Spirits are high, and so are temperatures. Our Barbara got off the plane carrying more than her enormous red suitcase; she’d picked up a fellow traveler that stole her voice and brought the hacking, coughing, ear-clogging, cotton-wool head of “that thing going around.”
We all still love Barbara, but she was better on Friday, and I was down with it. Whatever it is, it strikes fast. As I was stewing in my bed of misery (Okay, upstairs on the chaise lounge in the classic room, covered in foster kittens) OIiver came by and said, “Have you got anything for a sore throat?”
Third victim claimed.
Jack, of course, never gets these things, because he smokes, drinks, and doesn’t eat vegetables. He’s a genetic anomaly, and he is cheerfully watching the rest of us hack up small pieces of lung and down Sudafed, emitting sympathetic noises and downing doctored cokes. Maybe I should drink more whisky.
Still and all, we were so excited to begin this road trip that we piled one recovering, two hacking, and one pickled passenger into the little Nissan van—we gave my parents the Prius in return for the loan of this larger vehicle—and headed off to Frankfort, KY right after Barbara’s last concert Sunday. Old friends Charles and Mary had agreed to bed and breakfast us overnight, being sweet people. I was very much looking forward to catching up with them as well. As storytellers on the early road, Mary and I were used to artists asking for a crash pass.

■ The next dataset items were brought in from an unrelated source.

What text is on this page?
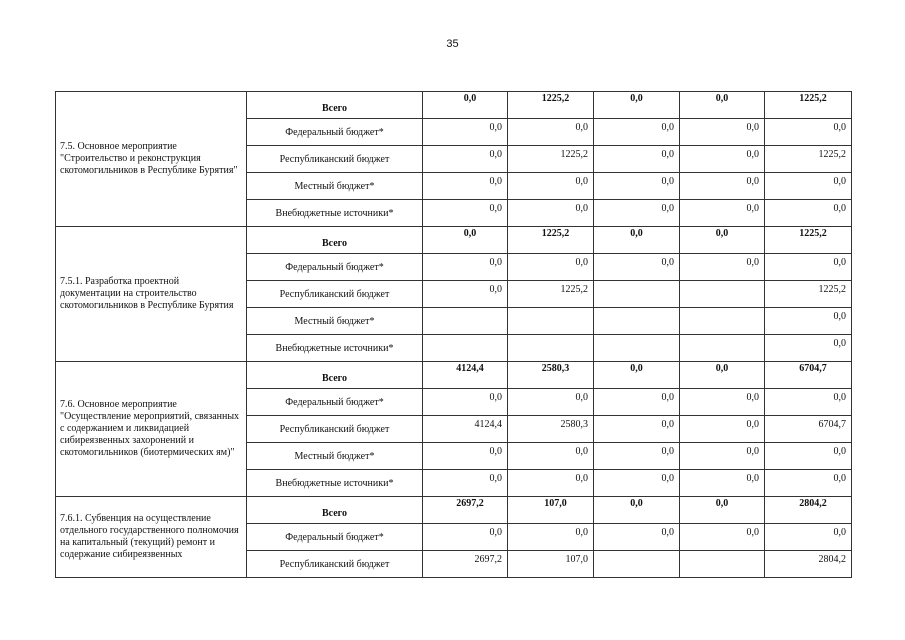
35
7.5. Основное мероприятие "Строительство и реконструкция скотомогильников в Республике Бурятия"	Всего	0,0	1225,2	0,0	0,0	1225,2
	Федеральный бюджет*	0,0	0,0	0,0	0,0	0,0
	Республиканский бюджет	0,0	1225,2	0,0	0,0	1225,2
	Местный бюджет*	0,0	0,0	0,0	0,0	0,0
	Внебюджетные источники*	0,0	0,0	0,0	0,0	0,0
7.5.1. Разработка проектной документации на строительство скотомогильников в Республике Бурятия	Всего	0,0	1225,2	0,0	0,0	1225,2
	Федеральный бюджет*	0,0	0,0	0,0	0,0	0,0
	Республиканский бюджет	0,0	1225,2			1225,2
	Местный бюджет*					0,0
	Внебюджетные источники*					0,0
7.6. Основное мероприятие "Осуществление мероприятий, связанных с содержанием и ликвидацией сибиреязвенных захоронений и скотомогильников (биотермических ям)"	Всего	4124,4	2580,3	0,0	0,0	6704,7
	Федеральный бюджет*	0,0	0,0	0,0	0,0	0,0
	Республиканский бюджет	4124,4	2580,3	0,0	0,0	6704,7
	Местный бюджет*	0,0	0,0	0,0	0,0	0,0
	Внебюджетные источники*	0,0	0,0	0,0	0,0	0,0
7.6.1. Субвенция на осуществление отдельного государственного полномочия на капитальный (текущий) ремонт и содержание сибиреязвенных	Всего	2697,2	107,0	0,0	0,0	2804,2
	Федеральный бюджет*	0,0	0,0	0,0	0,0	0,0
	Республиканский бюджет	2697,2	107,0			2804,2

All this I explained driving up the road. At the end, Oliver commented, “Yes, I’m sure your old friends will be delighted with our in-chorus coughing.” Well, yes. I still wasn’t ready to admit we were sick, despite the fact our voices were so low, we were covering Statler brothers tunes in the car.
C’est la vie, and we did try to avoid touching anything much at Mary’s, and put our laundry in the washer. The most magnificent breakfast was laid out on their glorious screened-in back porch, including “Eggs a la Charles,” a mixture of all that is good in the kitchen world.
Thoughtfully, Charles and Mary had arranged a racoon visitor from their nearby woodland. He’d clearly been out all night partying and was working his way home when he passed by. Jack offered him a whisky.
And so we start out on Day One with spirits high, fevers somewhat abated, and more Sudafed. Hi ho for a life on the open road.